From guiding principles to business-driven actions

All food companies and regulatory bodies need to reconcile these guiding principles with their reality of limited resources, limited time and multiple demands.

Today, most organizations and government bodies that must manage multiple stakeholder groups rely on specialized tools like Borealis stakeholder engagement software to plan, implement and measure their stakeholder engagement plans with greater efficiency, transparency and traceability.

Fit-for-purpose stakeholder engagement software allows them to:

  • Centralize all stakeholder data and engagement activities in a single location where it can easily be accessed, edited and used from any location, even on the go.
  • Turn high-level engagement strategies into a clearly defined series of delegated tasks and timelines to keep stakeholder initiatives on track.
  • Communicate more efficiently with stakeholders – in both directions – whether through bulk emails, an online grievance portal, SMS messaging, etc.
  • Track all engagement activities, grievances, commitments and communications to ensure timely follow-up while also minimizing oversights and duplicated efforts.
  • Instantly generate credible and professional-looking reports to comply with the needs of various stakeholders, such as upper management, auditors, financial lenders and policy makers, while also gaining their trust.
  • Create a lasting memory to support future decision/policy making and compliance requirements.

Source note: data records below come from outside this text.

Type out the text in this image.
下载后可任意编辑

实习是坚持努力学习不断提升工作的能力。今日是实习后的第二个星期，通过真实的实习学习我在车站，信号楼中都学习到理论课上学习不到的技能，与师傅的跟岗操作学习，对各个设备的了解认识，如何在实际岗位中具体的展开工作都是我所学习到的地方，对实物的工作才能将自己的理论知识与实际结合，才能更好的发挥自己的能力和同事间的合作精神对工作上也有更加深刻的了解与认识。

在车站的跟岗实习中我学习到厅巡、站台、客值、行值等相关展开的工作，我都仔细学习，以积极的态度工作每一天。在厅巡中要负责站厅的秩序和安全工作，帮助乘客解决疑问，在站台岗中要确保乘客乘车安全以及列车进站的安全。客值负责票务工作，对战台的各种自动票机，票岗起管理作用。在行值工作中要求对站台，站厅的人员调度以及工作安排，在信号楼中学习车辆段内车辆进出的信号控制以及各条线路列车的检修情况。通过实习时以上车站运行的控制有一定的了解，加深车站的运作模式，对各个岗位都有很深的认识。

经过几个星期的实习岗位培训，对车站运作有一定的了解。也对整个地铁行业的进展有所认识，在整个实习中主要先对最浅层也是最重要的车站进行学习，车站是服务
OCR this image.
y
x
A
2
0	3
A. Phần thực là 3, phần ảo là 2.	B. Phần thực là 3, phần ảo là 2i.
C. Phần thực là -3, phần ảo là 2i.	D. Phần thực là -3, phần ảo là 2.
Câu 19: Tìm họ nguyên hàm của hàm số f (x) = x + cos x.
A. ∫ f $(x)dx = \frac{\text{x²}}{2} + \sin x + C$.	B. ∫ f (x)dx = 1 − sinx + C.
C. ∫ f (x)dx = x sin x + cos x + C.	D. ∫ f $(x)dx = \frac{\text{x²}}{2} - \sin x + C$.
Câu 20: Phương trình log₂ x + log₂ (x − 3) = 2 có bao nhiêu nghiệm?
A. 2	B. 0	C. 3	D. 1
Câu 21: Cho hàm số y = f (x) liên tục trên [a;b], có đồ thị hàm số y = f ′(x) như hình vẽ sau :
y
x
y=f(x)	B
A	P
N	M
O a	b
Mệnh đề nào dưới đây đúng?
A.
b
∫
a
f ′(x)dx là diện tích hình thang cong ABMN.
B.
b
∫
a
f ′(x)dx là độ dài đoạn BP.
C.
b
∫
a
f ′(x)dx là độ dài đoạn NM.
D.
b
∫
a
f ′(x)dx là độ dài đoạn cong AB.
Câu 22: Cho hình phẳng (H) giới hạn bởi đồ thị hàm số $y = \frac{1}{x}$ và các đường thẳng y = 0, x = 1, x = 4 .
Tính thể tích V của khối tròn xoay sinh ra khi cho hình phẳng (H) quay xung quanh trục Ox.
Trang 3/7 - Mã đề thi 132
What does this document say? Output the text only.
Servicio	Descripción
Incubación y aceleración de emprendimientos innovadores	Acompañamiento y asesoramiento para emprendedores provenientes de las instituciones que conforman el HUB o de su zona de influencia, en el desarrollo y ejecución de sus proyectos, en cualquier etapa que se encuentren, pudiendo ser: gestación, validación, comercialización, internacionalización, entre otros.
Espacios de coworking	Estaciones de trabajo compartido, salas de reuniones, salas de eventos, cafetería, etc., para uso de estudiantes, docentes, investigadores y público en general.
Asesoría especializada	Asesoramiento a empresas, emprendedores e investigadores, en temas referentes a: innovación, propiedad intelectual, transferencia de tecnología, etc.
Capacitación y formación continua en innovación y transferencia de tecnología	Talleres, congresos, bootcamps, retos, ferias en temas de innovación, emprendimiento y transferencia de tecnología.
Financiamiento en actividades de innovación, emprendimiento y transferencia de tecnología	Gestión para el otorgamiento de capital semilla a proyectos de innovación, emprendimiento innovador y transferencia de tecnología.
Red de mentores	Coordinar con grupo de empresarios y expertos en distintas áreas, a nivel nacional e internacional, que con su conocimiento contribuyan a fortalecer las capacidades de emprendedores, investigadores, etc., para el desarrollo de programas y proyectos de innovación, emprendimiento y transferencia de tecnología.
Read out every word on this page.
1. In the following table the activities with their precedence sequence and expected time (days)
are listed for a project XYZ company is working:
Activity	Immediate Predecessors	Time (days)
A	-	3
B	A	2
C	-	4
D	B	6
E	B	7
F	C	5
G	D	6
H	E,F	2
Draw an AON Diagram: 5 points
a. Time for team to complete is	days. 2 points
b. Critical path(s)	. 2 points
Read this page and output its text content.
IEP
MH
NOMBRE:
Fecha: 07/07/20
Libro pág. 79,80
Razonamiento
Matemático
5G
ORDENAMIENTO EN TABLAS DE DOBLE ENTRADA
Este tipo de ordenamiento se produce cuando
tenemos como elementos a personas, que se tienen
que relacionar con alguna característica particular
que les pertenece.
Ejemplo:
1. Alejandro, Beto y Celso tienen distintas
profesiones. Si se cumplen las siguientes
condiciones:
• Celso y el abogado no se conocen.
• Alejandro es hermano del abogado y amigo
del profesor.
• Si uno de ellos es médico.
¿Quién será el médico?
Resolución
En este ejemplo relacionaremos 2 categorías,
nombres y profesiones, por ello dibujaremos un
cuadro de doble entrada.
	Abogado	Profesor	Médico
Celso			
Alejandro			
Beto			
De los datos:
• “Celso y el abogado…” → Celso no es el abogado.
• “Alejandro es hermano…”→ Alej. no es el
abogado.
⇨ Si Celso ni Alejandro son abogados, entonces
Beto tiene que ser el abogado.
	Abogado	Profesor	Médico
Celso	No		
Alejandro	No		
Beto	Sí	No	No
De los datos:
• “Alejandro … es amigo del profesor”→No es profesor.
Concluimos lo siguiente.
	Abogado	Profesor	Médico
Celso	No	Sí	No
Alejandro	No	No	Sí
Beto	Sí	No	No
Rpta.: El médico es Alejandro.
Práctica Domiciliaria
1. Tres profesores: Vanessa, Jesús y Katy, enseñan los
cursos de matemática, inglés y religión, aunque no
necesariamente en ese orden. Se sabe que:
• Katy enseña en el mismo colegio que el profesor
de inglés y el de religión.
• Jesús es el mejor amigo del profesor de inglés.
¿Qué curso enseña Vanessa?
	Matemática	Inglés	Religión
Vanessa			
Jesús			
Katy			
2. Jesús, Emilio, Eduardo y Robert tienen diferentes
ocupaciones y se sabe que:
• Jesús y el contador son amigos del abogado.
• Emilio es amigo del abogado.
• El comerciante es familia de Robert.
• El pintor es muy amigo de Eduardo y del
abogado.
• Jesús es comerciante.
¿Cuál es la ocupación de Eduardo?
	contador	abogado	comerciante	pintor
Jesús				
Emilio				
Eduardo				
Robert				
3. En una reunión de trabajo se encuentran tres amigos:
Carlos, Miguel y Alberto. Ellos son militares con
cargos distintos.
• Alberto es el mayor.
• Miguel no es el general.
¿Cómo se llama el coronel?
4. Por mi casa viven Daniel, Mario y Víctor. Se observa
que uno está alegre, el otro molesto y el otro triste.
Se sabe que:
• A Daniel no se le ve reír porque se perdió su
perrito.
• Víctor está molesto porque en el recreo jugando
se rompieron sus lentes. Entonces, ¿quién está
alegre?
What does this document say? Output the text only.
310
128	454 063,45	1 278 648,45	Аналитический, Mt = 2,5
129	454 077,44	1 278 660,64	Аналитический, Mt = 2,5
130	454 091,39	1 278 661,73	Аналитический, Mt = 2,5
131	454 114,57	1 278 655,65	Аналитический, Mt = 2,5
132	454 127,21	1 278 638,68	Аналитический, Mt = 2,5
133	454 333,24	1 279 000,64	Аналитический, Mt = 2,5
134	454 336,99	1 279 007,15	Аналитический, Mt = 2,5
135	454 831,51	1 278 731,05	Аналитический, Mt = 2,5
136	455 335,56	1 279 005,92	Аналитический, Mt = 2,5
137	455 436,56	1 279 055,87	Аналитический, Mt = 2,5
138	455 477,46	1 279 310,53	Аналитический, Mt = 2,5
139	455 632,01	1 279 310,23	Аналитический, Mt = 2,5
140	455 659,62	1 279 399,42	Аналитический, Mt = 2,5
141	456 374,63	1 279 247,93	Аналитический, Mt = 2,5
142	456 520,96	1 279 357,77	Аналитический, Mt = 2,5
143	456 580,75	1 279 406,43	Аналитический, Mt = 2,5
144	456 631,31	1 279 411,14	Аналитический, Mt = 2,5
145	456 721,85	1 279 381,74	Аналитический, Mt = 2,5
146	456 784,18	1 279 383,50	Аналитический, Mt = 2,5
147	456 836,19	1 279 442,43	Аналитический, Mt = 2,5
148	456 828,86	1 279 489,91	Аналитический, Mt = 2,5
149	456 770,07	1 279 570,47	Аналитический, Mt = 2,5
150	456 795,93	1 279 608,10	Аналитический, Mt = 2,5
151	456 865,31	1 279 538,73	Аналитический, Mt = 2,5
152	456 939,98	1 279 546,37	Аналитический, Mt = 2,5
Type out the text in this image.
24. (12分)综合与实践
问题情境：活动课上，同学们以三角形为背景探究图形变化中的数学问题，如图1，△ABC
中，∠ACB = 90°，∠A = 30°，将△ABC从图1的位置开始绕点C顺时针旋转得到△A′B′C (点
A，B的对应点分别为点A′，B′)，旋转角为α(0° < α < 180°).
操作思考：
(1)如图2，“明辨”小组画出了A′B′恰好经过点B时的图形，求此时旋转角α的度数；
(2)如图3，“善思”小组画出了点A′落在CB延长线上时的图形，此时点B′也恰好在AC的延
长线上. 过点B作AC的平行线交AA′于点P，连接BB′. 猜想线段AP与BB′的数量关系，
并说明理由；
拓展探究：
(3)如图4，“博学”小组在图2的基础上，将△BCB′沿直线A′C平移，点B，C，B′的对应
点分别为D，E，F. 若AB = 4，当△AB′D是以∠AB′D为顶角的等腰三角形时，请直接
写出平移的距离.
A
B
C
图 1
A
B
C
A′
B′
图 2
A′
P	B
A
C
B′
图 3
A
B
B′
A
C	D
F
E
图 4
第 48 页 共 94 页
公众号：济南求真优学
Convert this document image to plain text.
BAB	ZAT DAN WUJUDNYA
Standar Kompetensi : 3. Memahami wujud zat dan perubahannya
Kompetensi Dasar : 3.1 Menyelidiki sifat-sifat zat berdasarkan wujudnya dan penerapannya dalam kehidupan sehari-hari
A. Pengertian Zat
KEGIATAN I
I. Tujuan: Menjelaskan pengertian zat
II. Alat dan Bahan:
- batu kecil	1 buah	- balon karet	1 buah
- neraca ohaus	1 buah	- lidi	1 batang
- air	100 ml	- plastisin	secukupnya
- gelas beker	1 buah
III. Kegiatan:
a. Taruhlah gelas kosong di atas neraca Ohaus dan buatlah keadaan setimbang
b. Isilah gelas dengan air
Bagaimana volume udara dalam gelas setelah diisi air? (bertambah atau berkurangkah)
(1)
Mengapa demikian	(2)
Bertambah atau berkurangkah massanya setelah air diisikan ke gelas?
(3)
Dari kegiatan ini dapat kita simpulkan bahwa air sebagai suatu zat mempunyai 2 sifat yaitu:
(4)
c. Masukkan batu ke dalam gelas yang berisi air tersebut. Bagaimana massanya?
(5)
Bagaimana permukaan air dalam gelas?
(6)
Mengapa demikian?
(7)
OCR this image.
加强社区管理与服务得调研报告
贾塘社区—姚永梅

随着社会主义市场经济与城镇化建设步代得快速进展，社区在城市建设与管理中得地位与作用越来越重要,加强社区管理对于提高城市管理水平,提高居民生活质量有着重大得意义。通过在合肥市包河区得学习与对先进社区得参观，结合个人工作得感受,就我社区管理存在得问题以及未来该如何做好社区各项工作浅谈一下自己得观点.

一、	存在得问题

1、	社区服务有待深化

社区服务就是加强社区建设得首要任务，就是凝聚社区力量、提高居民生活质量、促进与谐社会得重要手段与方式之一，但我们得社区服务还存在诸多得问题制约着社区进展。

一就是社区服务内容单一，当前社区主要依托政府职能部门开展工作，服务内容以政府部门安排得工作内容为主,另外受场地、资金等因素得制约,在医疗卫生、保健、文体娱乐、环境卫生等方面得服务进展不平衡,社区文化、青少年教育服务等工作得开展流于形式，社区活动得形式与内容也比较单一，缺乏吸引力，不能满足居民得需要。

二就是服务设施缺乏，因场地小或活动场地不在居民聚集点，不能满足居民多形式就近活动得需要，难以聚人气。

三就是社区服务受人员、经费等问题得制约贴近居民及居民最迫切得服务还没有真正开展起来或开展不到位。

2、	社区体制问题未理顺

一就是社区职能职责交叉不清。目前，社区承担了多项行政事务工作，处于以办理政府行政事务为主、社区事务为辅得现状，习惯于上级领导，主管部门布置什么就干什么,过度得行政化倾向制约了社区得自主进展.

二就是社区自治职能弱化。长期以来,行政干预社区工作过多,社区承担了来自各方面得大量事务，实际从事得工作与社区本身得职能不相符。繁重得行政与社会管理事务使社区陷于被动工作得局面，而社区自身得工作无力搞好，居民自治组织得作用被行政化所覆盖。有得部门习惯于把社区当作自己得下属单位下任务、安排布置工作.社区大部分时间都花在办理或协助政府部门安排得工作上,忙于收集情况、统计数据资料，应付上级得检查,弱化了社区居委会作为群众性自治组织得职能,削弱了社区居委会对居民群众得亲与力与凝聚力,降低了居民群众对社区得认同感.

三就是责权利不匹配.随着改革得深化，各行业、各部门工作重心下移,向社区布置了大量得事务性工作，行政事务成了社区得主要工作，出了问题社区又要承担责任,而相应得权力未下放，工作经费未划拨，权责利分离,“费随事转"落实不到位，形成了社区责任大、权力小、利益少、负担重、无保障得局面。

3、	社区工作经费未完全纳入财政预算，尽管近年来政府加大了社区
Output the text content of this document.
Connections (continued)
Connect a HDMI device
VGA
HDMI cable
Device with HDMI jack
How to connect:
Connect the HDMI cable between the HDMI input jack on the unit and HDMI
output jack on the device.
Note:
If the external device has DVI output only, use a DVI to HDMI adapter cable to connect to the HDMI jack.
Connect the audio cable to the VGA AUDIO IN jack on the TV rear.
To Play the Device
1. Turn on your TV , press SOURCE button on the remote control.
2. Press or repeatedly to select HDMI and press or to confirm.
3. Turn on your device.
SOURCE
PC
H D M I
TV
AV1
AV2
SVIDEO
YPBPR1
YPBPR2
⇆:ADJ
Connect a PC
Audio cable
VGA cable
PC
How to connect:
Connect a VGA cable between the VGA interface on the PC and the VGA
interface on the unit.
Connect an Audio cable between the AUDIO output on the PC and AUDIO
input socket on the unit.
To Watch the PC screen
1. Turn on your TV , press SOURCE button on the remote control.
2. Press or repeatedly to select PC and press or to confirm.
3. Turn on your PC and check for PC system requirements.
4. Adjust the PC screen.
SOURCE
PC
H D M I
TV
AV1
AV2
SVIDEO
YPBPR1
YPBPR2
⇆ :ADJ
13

Benefits of implementing an effective stakeholder engagement strategy for the food industry

Stakeholder engagement is more than just a feel good measure. It is the process by which organizations address and resolve the challenges that may prevent them from achieving their business goals. The more effective the stakeholder engagement strategy and tools, the more rapidly these challenges are resolved to the satisfaction of all parties involved.